Über solche Fragen entscheidet das Parlament

■ Verfassungsrechtler Wilfried Erbguth über die Garzweiler-II-Klage der Bündnisgrünen

Die Bündnisgrünen wollen die Einrichtung des Braunkohlen-Tagebaus Garzweiler II nordwestlich von Köln gerichtlich stoppen. Die Planung, nach der etwa 8.000 Menschen umgesiedelt werden sollen, sei verfassungswidrig, argumentieren sie. Denn die Entscheidung über ein solches Projekt müsse der Landtag treffen – was aber in NRW nicht geschehen ist. Die Grünen stützen sich dabei auf ein Gutachten des Rostocker Verfassungsrechtlers Wilfried Erbguth.

taz: Herr Erbguth, wer entscheidet denn über ein Riesenprojekt wie Garzweiler II, wenn das Parlament nichts mitzureden hat?

Erbguth: Dafür gibt es in Nordrhein-Westfalen ein eigenes Organ, den sogenannten Braunkohlen-Ausschuß. Das ist ein amöbenhaftes Wesen, das nicht leicht zu beschreiben ist; jedenfalls ist es ziemlich pluralistisch besetzt: mit Vertretern der Städte, der Industrie- und Handelskammern u.a.

Trotz Pluralismus vermutlich aber ohne Umweltgruppen?

Sicher. Die Gesetze dafür stammen aus den fünfziger und sechziger Jahren und sind in erster Linie ökonomisch ausgerichtet, auch wenn sie bei Novellierungen ökologisch nachgebessert wurden.

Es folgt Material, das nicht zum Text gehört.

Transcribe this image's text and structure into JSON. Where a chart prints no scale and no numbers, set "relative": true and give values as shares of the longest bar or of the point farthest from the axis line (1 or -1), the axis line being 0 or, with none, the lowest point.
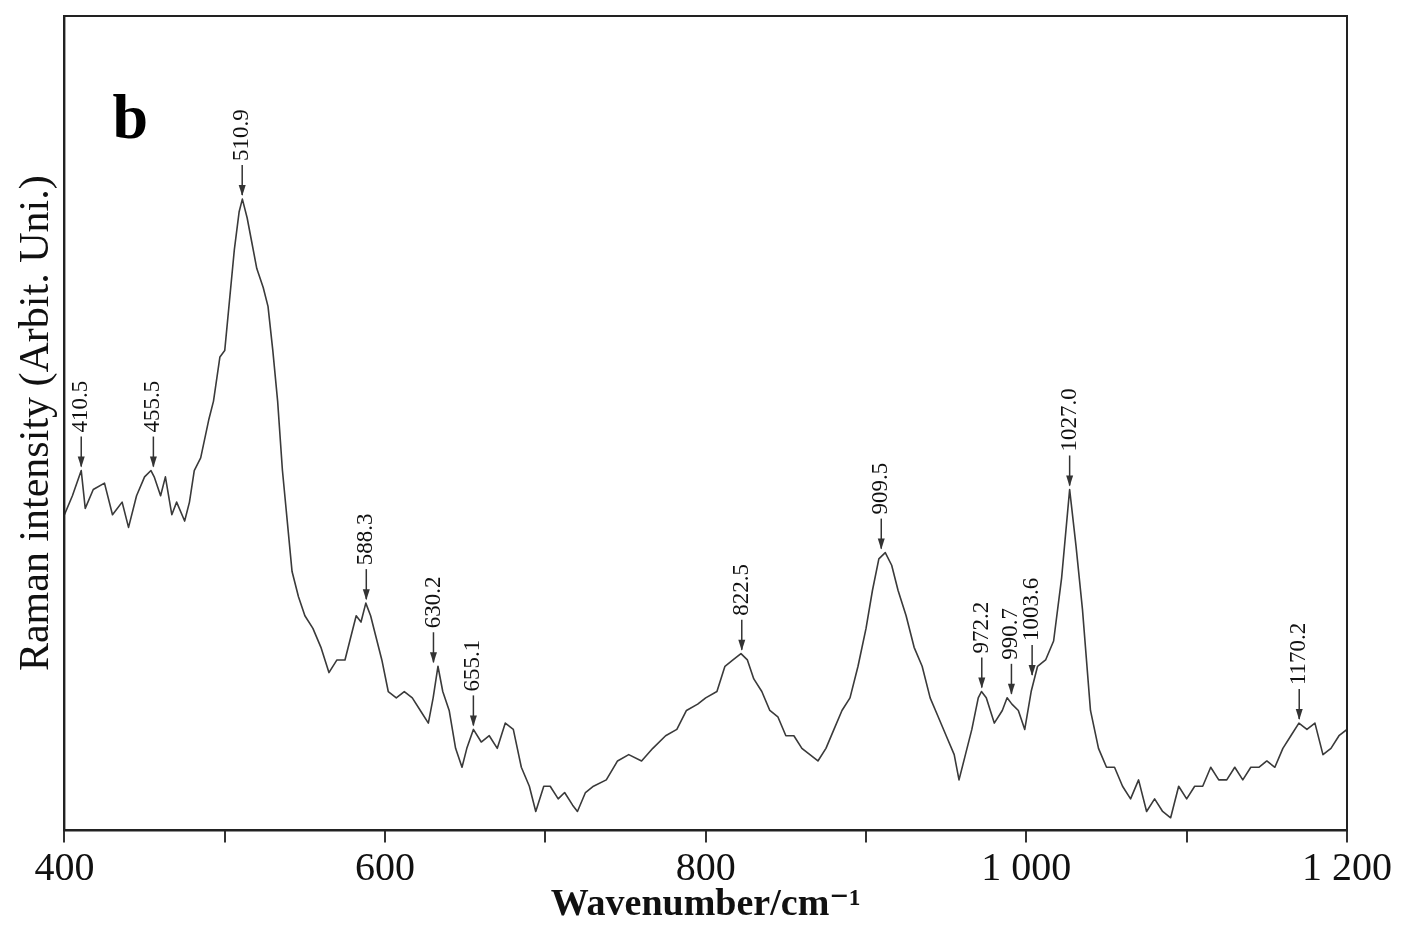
{
  "chart_data": {
    "type": "line",
    "xlabel": "Wavenumber/cm⁻¹",
    "ylabel": "Raman intensity (Arbit. Uni.)",
    "relative": true,
    "color": "#3a3a3a",
    "xlim": [
      400,
      1200
    ],
    "xticks": [
      400,
      {
        "value": 500,
        "label": null
      },
      600,
      {
        "value": 700,
        "label": null
      },
      800,
      {
        "value": 900,
        "label": null
      },
      {
        "value": 1000,
        "label": "1 000"
      },
      {
        "value": 1100,
        "label": null
      },
      {
        "value": 1200,
        "label": "1 200"
      }
    ],
    "x": [
      400,
      405,
      410.5,
      413,
      418,
      425,
      430,
      436,
      440,
      445,
      450,
      454,
      456,
      460,
      463,
      467,
      470,
      475,
      478,
      481,
      485,
      490,
      493,
      497,
      500,
      503,
      506,
      509,
      511,
      514,
      517,
      520,
      524,
      527,
      530,
      533,
      536,
      539,
      542,
      546,
      550,
      555,
      560,
      565,
      570,
      575,
      578,
      582,
      585,
      588,
      591,
      594,
      598,
      602,
      607,
      612,
      617,
      622,
      627,
      630,
      633,
      636,
      640,
      644,
      648,
      651,
      655.1,
      660,
      665,
      670,
      675,
      680,
      685,
      690,
      694,
      699,
      703,
      708,
      712,
      717,
      720,
      725,
      730,
      738,
      745,
      752,
      760,
      767,
      775,
      782,
      788,
      795,
      800,
      807,
      812,
      817,
      822,
      826,
      830,
      835,
      840,
      845,
      850,
      855,
      860,
      865,
      870,
      875,
      880,
      885,
      890,
      895,
      900,
      904,
      908,
      912,
      916,
      920,
      925,
      930,
      935,
      940,
      945,
      950,
      955,
      958,
      962,
      966,
      970,
      972,
      975,
      980,
      985,
      988,
      991,
      995,
      999,
      1003,
      1007,
      1012,
      1017,
      1022,
      1027,
      1031,
      1035,
      1040,
      1045,
      1050,
      1055,
      1060,
      1065,
      1070,
      1075,
      1080,
      1085,
      1090,
      1095,
      1100,
      1105,
      1110,
      1115,
      1120,
      1125,
      1130,
      1135,
      1140,
      1145,
      1150,
      1155,
      1160,
      1165,
      1170,
      1175,
      1180,
      1185,
      1190,
      1195,
      1200
    ],
    "values": [
      0.5,
      0.53,
      0.57,
      0.51,
      0.54,
      0.55,
      0.5,
      0.52,
      0.48,
      0.53,
      0.56,
      0.57,
      0.56,
      0.53,
      0.56,
      0.5,
      0.52,
      0.49,
      0.52,
      0.57,
      0.59,
      0.65,
      0.68,
      0.75,
      0.76,
      0.84,
      0.92,
      0.98,
      1,
      0.97,
      0.93,
      0.89,
      0.86,
      0.83,
      0.76,
      0.68,
      0.57,
      0.49,
      0.41,
      0.37,
      0.34,
      0.32,
      0.29,
      0.25,
      0.27,
      0.27,
      0.3,
      0.34,
      0.33,
      0.36,
      0.34,
      0.31,
      0.27,
      0.22,
      0.21,
      0.22,
      0.21,
      0.19,
      0.17,
      0.21,
      0.26,
      0.22,
      0.19,
      0.13,
      0.1,
      0.13,
      0.16,
      0.14,
      0.15,
      0.13,
      0.17,
      0.16,
      0.1,
      0.07,
      0.03,
      0.07,
      0.07,
      0.05,
      0.06,
      0.04,
      0.03,
      0.06,
      0.07,
      0.08,
      0.11,
      0.12,
      0.11,
      0.13,
      0.15,
      0.16,
      0.19,
      0.2,
      0.21,
      0.22,
      0.26,
      0.27,
      0.28,
      0.27,
      0.24,
      0.22,
      0.19,
      0.18,
      0.15,
      0.15,
      0.13,
      0.12,
      0.11,
      0.13,
      0.16,
      0.19,
      0.21,
      0.26,
      0.32,
      0.38,
      0.43,
      0.44,
      0.42,
      0.38,
      0.34,
      0.29,
      0.26,
      0.21,
      0.18,
      0.15,
      0.12,
      0.08,
      0.12,
      0.16,
      0.21,
      0.22,
      0.21,
      0.17,
      0.19,
      0.21,
      0.2,
      0.19,
      0.16,
      0.22,
      0.26,
      0.27,
      0.3,
      0.4,
      0.54,
      0.45,
      0.35,
      0.19,
      0.13,
      0.1,
      0.1,
      0.07,
      0.05,
      0.08,
      0.03,
      0.05,
      0.03,
      0.02,
      0.07,
      0.05,
      0.07,
      0.07,
      0.1,
      0.08,
      0.08,
      0.1,
      0.08,
      0.1,
      0.1,
      0.11,
      0.1,
      0.13,
      0.15,
      0.17,
      0.16,
      0.17,
      0.12,
      0.13,
      0.15,
      0.16
    ],
    "annotations": [
      "b",
      {
        "text": "410.5",
        "x": 410.5,
        "y": 0.57
      },
      {
        "text": "455.5",
        "x": 455.5,
        "y": 0.57
      },
      {
        "text": "510.9",
        "x": 510.9,
        "y": 1
      },
      {
        "text": "588.3",
        "x": 588.3,
        "y": 0.36
      },
      {
        "text": "630.2",
        "x": 630.2,
        "y": 0.26
      },
      {
        "text": "655.1",
        "x": 655.1,
        "y": 0.16
      },
      {
        "text": "822.5",
        "x": 822.5,
        "y": 0.28
      },
      {
        "text": "909.5",
        "x": 909.5,
        "y": 0.44
      },
      {
        "text": "972.2",
        "x": 972.2,
        "y": 0.22
      },
      {
        "text": "990.7",
        "x": 990.7,
        "y": 0.21
      },
      {
        "text": "1003.6",
        "x": 1003.6,
        "y": 0.24
      },
      {
        "text": "1027.0",
        "x": 1027,
        "y": 0.54
      },
      {
        "text": "1170.2",
        "x": 1170.2,
        "y": 0.17
      }
    ]
  }
}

Was kritisieren Sie an dem Verfahren?

Das Verfahren ist ohne Beteiligung des Landtags verfassungswidrig. Denn wenn ein Parlament die Volksvertretung ist, muß es die wesentlichen politischen Fragen entscheiden. Und da brauchen Sie bei Garzweiler II nur zu addieren: Mehrere tausend Menschen müssen umgesiedelt werden, die Energiepolitik wird für Jahre festgelegt, das Grundwasser sinkt in Regionen bis nach Holland. So etwas muß ein Parlament entscheiden.

Bei ähnlich dimensionierten Autobahnprojekten gibt es etliche Möglichkeiten, vor den Gerichten zu klagen. Gibt es die beim Braunkohlentagebau auch?

Nur eingeschränkt. Die Bürger können zunächst juristisch nicht dagegen vorgehen. Denn was der Braunkohlen-Ausschuß beschließt, zählt zur sogenannten Landesplanung. Und die bindet, so unsere gesetzliche Regelung, zwar die Behörden, nicht aber den einzelnen. Also kann der Bürger dagegen auch nicht klagen. Ich halte das zwar nicht für richtig. Denn für den Bürger ist sehr wohl absehbar, was auf ihn zukommt. Aber so ist nun mal unsere Rechtslage. Die Fraktion der Grünen im Landtag versucht jetzt einen zweiten Weg: eine Organklage vor dem NRW- Verfassungsgericht. Sie wollen damit zumindest die Beteiligung des Parlaments erreichen.

Hat diese Klage der Grünen aufschiebende Wirkung?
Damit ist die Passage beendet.